Già, che cos’è il sapere? Non è certo un blocco unico di materia omogenea. Una cosa è una notizia, una tabella statistica, un reportage, una cosa diversa sono un’opera filosofica, un romanzo, una sinfonia. Il guaio arriva quando si mette tutto sullo stesso piano. Si può consultare in rete un dizionario, credo invece che sia meno consigliabile provare a leggere l’“Orlando furioso”, “Guerra e pace” o la “Recherche” su un tablet, solo perché è facile visualizzare queste opere pagina per pagina. Senza dubbio si possono cambiare le proprie abitudini di lettura. Solo che con le abitudini cambiano anche l’intensità e la qualità dell’attenzione, dell’investimento emotivo e mentale.

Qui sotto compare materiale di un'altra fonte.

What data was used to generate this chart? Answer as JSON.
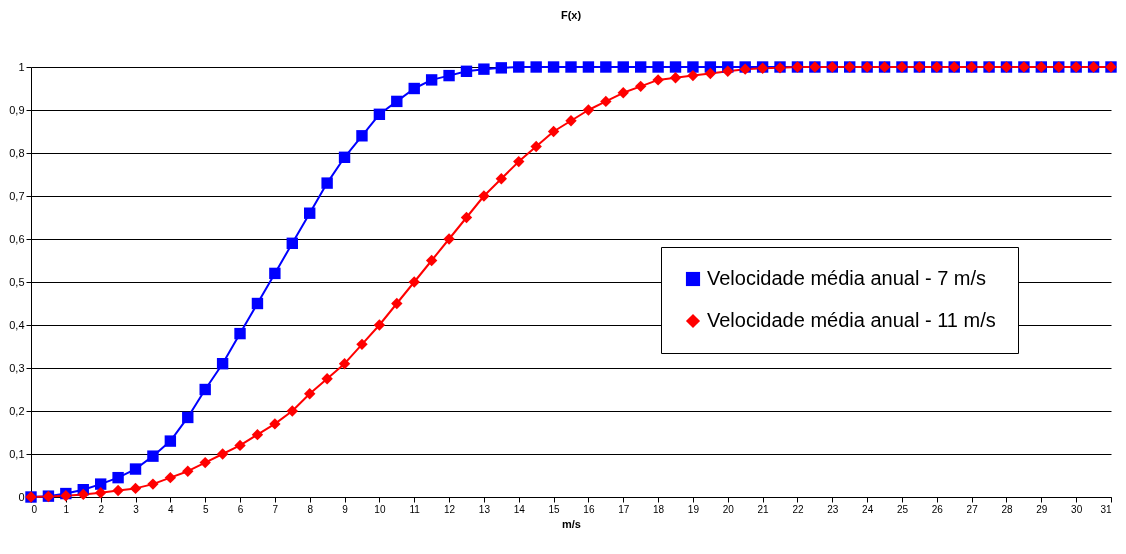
{
  "chart_data": {
    "type": "line",
    "title": "F(x)",
    "xlabel": "m/s",
    "x": [
      0,
      0.5,
      1,
      1.5,
      2,
      2.5,
      3,
      3.5,
      4,
      4.5,
      5,
      5.5,
      6,
      6.5,
      7,
      7.5,
      8,
      8.5,
      9,
      9.5,
      10,
      10.5,
      11,
      11.5,
      12,
      12.5,
      13,
      13.5,
      14,
      14.5,
      15,
      15.5,
      16,
      16.5,
      17,
      17.5,
      18,
      18.5,
      19,
      19.5,
      20,
      20.5,
      21,
      21.5,
      22,
      22.5,
      23,
      23.5,
      24,
      24.5,
      25,
      25.5,
      26,
      26.5,
      27,
      27.5,
      28,
      28.5,
      29,
      29.5,
      30,
      30.5,
      31
    ],
    "xlim": [
      0,
      31
    ],
    "xticks": [
      0,
      1,
      2,
      3,
      4,
      5,
      6,
      7,
      8,
      9,
      10,
      11,
      12,
      13,
      14,
      15,
      16,
      17,
      18,
      19,
      20,
      21,
      22,
      23,
      24,
      25,
      26,
      27,
      28,
      29,
      30,
      31
    ],
    "ylim": [
      0,
      1
    ],
    "yticks": [
      0,
      {
        "value": 0.1,
        "label": "0,1"
      },
      {
        "value": 0.2,
        "label": "0,2"
      },
      {
        "value": 0.3,
        "label": "0,3"
      },
      {
        "value": 0.4,
        "label": "0,4"
      },
      {
        "value": 0.5,
        "label": "0,5"
      },
      {
        "value": 0.6,
        "label": "0,6"
      },
      {
        "value": 0.7,
        "label": "0,7"
      },
      {
        "value": 0.8,
        "label": "0,8"
      },
      {
        "value": 0.9,
        "label": "0,9"
      },
      1
    ],
    "grid": "y",
    "legend": "right",
    "series": [
      {
        "name": "Velocidade média anual - 7 m/s",
        "color": "#0000ff",
        "marker": "square",
        "values": [
          0,
          0.002,
          0.008,
          0.017,
          0.03,
          0.045,
          0.065,
          0.095,
          0.13,
          0.185,
          0.25,
          0.31,
          0.38,
          0.45,
          0.52,
          0.59,
          0.66,
          0.73,
          0.79,
          0.84,
          0.89,
          0.92,
          0.95,
          0.97,
          0.98,
          0.99,
          0.995,
          0.998,
          1,
          1,
          1,
          1,
          1,
          1,
          1,
          1,
          1,
          1,
          1,
          1,
          1,
          1,
          1,
          1,
          1,
          1,
          1,
          1,
          1,
          1,
          1,
          1,
          1,
          1,
          1,
          1,
          1,
          1,
          1,
          1,
          1,
          1,
          1
        ]
      },
      {
        "name": "Velocidade média anual - 11 m/s",
        "color": "#ff0000",
        "marker": "diamond",
        "values": [
          0,
          0.001,
          0.003,
          0.006,
          0.01,
          0.015,
          0.02,
          0.03,
          0.045,
          0.06,
          0.08,
          0.1,
          0.12,
          0.145,
          0.17,
          0.2,
          0.24,
          0.275,
          0.31,
          0.355,
          0.4,
          0.45,
          0.5,
          0.55,
          0.6,
          0.65,
          0.7,
          0.74,
          0.78,
          0.815,
          0.85,
          0.875,
          0.9,
          0.92,
          0.94,
          0.955,
          0.97,
          0.975,
          0.98,
          0.985,
          0.99,
          0.995,
          0.997,
          0.998,
          1,
          1,
          1,
          1,
          1,
          1,
          1,
          1,
          1,
          1,
          1,
          1,
          1,
          1,
          1,
          1,
          1,
          1,
          1
        ]
      }
    ]
  }
}
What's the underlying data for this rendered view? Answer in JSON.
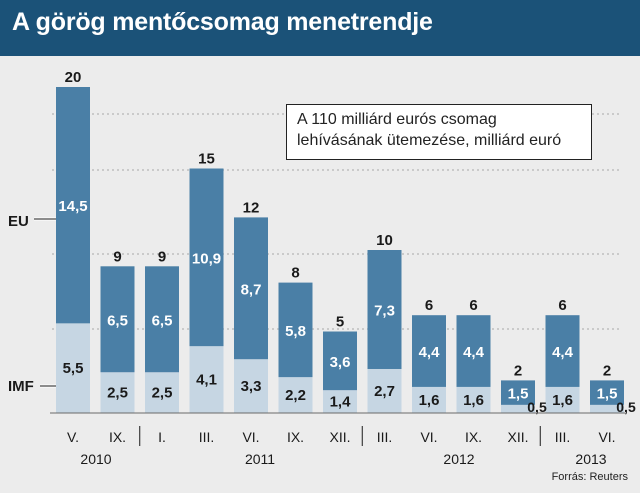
{
  "header": {
    "title": "A görög mentőcsomag menetrendje"
  },
  "legend": {
    "line1": "A 110 milliárd eurós csomag",
    "line2": "lehívásának ütemezése, milliárd euró"
  },
  "source": "Forrás: Reuters",
  "series_labels": {
    "eu": "EU",
    "imf": "IMF"
  },
  "colors": {
    "eu": "#4a7fa6",
    "imf": "#c6d6e3",
    "title_bg": "#1b5278",
    "background": "#ececec"
  },
  "chart_data": {
    "type": "bar",
    "stacked": true,
    "categories": [
      "V.",
      "IX.",
      "I.",
      "III.",
      "VI.",
      "IX.",
      "XII.",
      "III.",
      "VI.",
      "IX.",
      "XII.",
      "III.",
      "VI."
    ],
    "years": [
      "2010",
      "2011",
      "2012",
      "2013"
    ],
    "series": [
      {
        "name": "IMF",
        "values": [
          5.5,
          2.5,
          2.5,
          4.1,
          3.3,
          2.2,
          1.4,
          2.7,
          1.6,
          1.6,
          0.5,
          1.6,
          0.5
        ],
        "labels": [
          "5,5",
          "2,5",
          "2,5",
          "4,1",
          "3,3",
          "2,2",
          "1,4",
          "2,7",
          "1,6",
          "1,6",
          "0,5",
          "1,6",
          "0,5"
        ]
      },
      {
        "name": "EU",
        "values": [
          14.5,
          6.5,
          6.5,
          10.9,
          8.7,
          5.8,
          3.6,
          7.3,
          4.4,
          4.4,
          1.5,
          4.4,
          1.5
        ],
        "labels": [
          "14,5",
          "6,5",
          "6,5",
          "10,9",
          "8,7",
          "5,8",
          "3,6",
          "7,3",
          "4,4",
          "4,4",
          "1,5",
          "4,4",
          "1,5"
        ]
      }
    ],
    "totals": [
      20,
      9,
      9,
      15,
      12,
      8,
      5,
      10,
      6,
      6,
      2,
      6,
      2
    ],
    "title": "A görög mentőcsomag menetrendje",
    "ylabel": "milliárd euró",
    "ylim": [
      0,
      20
    ],
    "grid": true
  }
}
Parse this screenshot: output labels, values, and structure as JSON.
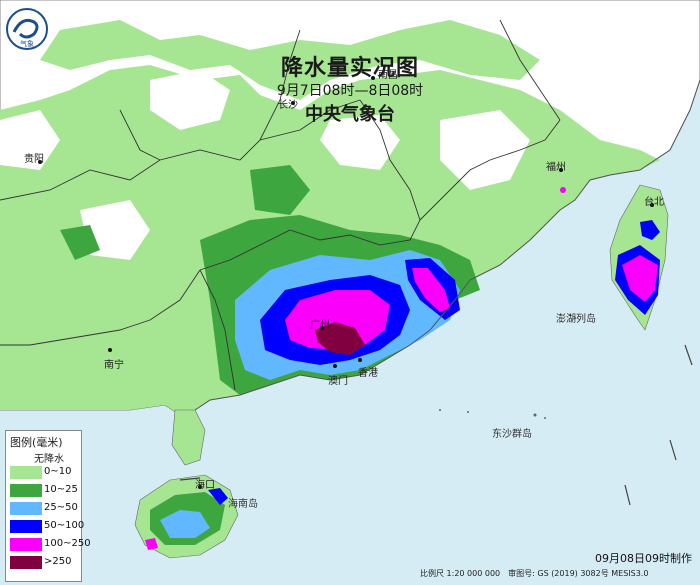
{
  "title": "降水量实况图",
  "time_range": "9月7日08时—8日08时",
  "agency": "中央气象台",
  "logo_text": "气象",
  "places": {
    "nanchang": "南昌",
    "changsha": "长沙",
    "fuzhou": "福州",
    "guiyang": "贵阳",
    "taipei": "台北",
    "nanning": "南宁",
    "guangzhou": "广州",
    "hongkong": "香港",
    "macau": "澳门",
    "haikou": "海口",
    "hainan": "海南岛",
    "penghu": "澎湖列岛",
    "dongsha": "东沙群岛"
  },
  "legend": {
    "title": "图例(毫米)",
    "no_rain": "无降水",
    "items": [
      {
        "label": "0~10",
        "color": "#a6e592"
      },
      {
        "label": "10~25",
        "color": "#3ea63f"
      },
      {
        "label": "25~50",
        "color": "#62b8ff"
      },
      {
        "label": "50~100",
        "color": "#0000fe"
      },
      {
        "label": "100~250",
        "color": "#fa00fa"
      },
      {
        "label": ">250",
        "color": "#800040"
      }
    ]
  },
  "footer": {
    "made": "09月08日09时制作",
    "scale_info": "比例尺 1:20 000 000　审图号: GS (2019) 3082号 MESIS3.0"
  },
  "colors": {
    "sea": "#d6ecf4",
    "land": "#ffffff",
    "light_green": "#a6e592",
    "green": "#3ea63f",
    "light_blue": "#62b8ff",
    "blue": "#0000fe",
    "magenta": "#fa00fa",
    "maroon": "#800040"
  }
}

Un’opera come quelle citate è un tutto, non un’insieme di pagine: averle davanti fisicamente come un tutto rende meglio l’idea di un insieme unitario e complesso che esige da noi un investimento di tempo e di volontà adeguato.
L’inusitata disponibilità “ad libitum” e “on demand” di sterminate biblioteche per via digitale trasmette una sensazione di ubiquità, di padronanza e di possesso più illusoria che reale. Una cosa sono le possibilità e un’altra cosa è la realtà. Immaginare gli effetti a lungo termine delle nuove tecnologie sulle facoltà mentali, sul sistema nervoso e sul comportamento, non significa essere conservatori, significa prestare attenzione alle cose come sono.

 

Mai nessun medium di massa è stato così di massa né è stato considerato e praticato come altrettanto indispensabile, piacevole, liberatorio. I nuovi media promettono di eliminare mediazioni e mediatori, ma sono loro a mediare tutto. Fra noi e la realtà esterna o mentale c’è sempre ormai una macchina informatica, veloce, comoda, portatile e superdotata di funzioni: una protesi permanente della nostra attività mentale e della nostra socialità. Intendiamoci: i problemi, se ci saranno e verranno percepiti come tali, non riguardano chi è nato quattro, sei o più decenni fa,  riguardano i nativi digitali, per i quali il libro è stato fin dall’inizio un oggetto secondario, remoto e poco appetibile. Saranno loro a giudicare che cosa è avvenuto con queste trasformazioni della cultura e della comunicazione umana. Coloro che invece sono cresciuti maneggiando, leggendo, accumulando e amando i libri, possono regolarsi secondo le proprie personali preferenze e manie. Cambiare le proprie abitudini private può essere una necessità storica e pratica, ma non è esattamente un dovere.

 

Pur essendo un po’ più pessimista sul futuro di quanto lo sia Zanchini, posso condividere molti dei dubbi conclusivi del suo libro. Mi sembrano però più interessanti, perché sempre più rare, le riserve critiche dei cosiddetti “tardoumanisti” che non le espressioni di giubilo dei “tecnoentusiasti”, pubblicitari involontari che non smettono di ringraziare l’industria informatica perché finalmente ha “cambiato loro la vita” (espressione che trovo agghiacciante). Se con i libri e giornali in mano soffrivano tanto, peggio per loro. Quanto ai “mediatori” intesi come casta e gerarchia, e agli intellettuali come categoria, gruppo e corporazione, è da tempo che li giudico male e poco li sopporto. E’ noto del resto che già Kierkegaard, un secolo e mezzo fa, diceva di odiarli. Nessuno deve godere di un’autorità intellettuale e morale garantita istituzionalmente (e in sostanza burocraticamente). Ognuno è libero (diciamo così) di leggere e pensare quello che vuole. Resta il fatto che qualcuno può essere, per passione ed esperienza, più competente di qualcun altro e che la qualità, il valore di ogni prodotto di cultura, si tratti di un testo scritto, di un’opera d’arte, di una gara sportiva o di una zuppa di fagioli, merita un giudizio. L’uguaglianza non dovrebbe voler dire che una cosa vale l’altra. La libertà garantita per legge di dire stupidaggini non dovrebbe impedirci di considerarle stupidaggini.